Entry into the SOTE marks the culmination of an oil development effort that began with signing of the contract in 1988 and the Villano field discovery in 1992. Ecuador approved a Plan of Development in 1997; an Environmental Impact Assessment was completed in 1998. First production from the field was on 27 May, 1999. Field reserves are 200 million barrels of 21-degree API crude oil. Ultimately, nine wells will be needed to produce 40,000 b/d from the field.

The Villano drillsite is located some 40 kilometers into the rainforest. Only the wells and minimal facilities are located at the actual point of production.
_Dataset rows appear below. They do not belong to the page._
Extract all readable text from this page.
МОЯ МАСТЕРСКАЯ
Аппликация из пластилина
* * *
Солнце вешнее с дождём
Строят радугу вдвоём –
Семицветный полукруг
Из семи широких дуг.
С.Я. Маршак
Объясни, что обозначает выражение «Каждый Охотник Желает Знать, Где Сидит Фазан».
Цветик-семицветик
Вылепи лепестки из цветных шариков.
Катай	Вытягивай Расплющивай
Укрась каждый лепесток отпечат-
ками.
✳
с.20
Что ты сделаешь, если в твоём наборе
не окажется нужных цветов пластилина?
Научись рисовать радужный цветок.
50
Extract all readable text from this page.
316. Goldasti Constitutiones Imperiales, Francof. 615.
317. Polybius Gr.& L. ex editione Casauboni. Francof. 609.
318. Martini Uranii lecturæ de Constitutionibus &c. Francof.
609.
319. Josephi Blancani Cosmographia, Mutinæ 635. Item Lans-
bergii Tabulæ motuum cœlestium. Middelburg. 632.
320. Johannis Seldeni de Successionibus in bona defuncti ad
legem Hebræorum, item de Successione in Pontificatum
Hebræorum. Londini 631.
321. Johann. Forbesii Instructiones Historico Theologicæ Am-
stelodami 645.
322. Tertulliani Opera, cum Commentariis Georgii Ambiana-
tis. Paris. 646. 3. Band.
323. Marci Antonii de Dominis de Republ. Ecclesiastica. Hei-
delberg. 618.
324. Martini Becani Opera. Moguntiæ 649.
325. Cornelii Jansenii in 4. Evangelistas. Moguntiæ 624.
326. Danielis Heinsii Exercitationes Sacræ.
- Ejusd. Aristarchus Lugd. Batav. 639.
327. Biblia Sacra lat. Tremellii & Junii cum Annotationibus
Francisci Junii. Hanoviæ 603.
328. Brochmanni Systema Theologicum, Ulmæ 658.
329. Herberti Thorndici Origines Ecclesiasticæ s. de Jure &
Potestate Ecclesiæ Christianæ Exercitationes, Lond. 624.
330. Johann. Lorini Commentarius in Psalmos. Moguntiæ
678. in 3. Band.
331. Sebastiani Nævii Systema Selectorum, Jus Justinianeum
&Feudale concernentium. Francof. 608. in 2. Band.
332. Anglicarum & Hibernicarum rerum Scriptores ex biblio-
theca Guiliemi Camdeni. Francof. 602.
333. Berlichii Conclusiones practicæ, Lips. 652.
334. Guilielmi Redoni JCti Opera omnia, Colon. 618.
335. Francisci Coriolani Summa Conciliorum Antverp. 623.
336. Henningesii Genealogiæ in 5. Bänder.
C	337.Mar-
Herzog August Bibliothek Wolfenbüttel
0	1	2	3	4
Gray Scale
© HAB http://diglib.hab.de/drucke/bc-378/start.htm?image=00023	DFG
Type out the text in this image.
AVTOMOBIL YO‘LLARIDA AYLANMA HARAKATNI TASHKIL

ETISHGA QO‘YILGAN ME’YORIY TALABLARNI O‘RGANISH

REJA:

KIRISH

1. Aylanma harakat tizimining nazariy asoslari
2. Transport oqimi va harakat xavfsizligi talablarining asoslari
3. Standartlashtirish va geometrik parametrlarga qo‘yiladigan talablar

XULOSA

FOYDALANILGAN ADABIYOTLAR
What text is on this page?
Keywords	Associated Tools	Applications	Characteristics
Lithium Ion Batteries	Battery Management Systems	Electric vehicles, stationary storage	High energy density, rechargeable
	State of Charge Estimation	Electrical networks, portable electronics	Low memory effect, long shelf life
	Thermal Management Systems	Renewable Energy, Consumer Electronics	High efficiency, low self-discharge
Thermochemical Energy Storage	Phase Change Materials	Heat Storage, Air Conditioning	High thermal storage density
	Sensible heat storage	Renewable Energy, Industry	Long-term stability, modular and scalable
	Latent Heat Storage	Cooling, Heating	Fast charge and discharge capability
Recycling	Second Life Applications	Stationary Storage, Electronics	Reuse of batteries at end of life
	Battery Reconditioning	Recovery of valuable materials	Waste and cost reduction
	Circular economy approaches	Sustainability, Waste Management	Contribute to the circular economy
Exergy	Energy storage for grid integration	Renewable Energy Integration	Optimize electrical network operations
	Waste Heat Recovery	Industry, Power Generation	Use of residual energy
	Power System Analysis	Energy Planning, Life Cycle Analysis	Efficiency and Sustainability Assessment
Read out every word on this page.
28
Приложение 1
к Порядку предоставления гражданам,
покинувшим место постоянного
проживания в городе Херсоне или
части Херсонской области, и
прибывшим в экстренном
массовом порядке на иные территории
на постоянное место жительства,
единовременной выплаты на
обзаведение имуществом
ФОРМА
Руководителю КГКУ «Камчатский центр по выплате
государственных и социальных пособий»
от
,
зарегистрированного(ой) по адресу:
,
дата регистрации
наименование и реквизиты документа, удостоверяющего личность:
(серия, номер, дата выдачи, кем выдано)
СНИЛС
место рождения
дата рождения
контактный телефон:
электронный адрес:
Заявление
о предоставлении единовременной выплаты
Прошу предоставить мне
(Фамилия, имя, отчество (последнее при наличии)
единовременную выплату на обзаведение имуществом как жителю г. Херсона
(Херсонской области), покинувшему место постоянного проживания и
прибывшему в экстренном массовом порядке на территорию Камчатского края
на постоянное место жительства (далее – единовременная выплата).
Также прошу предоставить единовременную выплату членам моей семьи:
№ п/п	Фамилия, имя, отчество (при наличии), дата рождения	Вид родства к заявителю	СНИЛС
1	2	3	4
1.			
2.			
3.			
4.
Oil is transported out of the forest by a unique flowline system specifically designed to minimize impact on the environment and processed at the Central Processing Facility (CPF) located out of the primary forest east of Puyo. Villano oil then flows north through a 140 kilometer secondary pipeline to the SOTE tie-in point at Baeza, and then on to Balao for export or processing for domestic consumption.
In addition to being Ecuador's newest oil field, Villano has been regarded as setting a new standard for environmental and socially responsible development in the rainforest. From the beginning, the goal of ARCO, Agip, and Petroecuador was to minimize the project's impact on the tropical environment and protect fragile ecosystems. The field was developed completely without access roads. Rigs, people and supplies were transferred to and from the field by helicopter. The flowline out of the forest was installed using a monorail to string the pipe and move equipment. The flowline virtually weaves between the trees, minimizing the number of trees cut and eliminating extended breaks in the forest canopy.

"What the team did in installing the 'Invisible Pipeline,' as we have come to call the flowline from Villano to the CPF, is simply amazing," said Vickers. "The care that the team took in laying a pipeline through the rainforest is phenomenal. This same care was used throughout the project. All of us are proud to have been part of the Villano Project."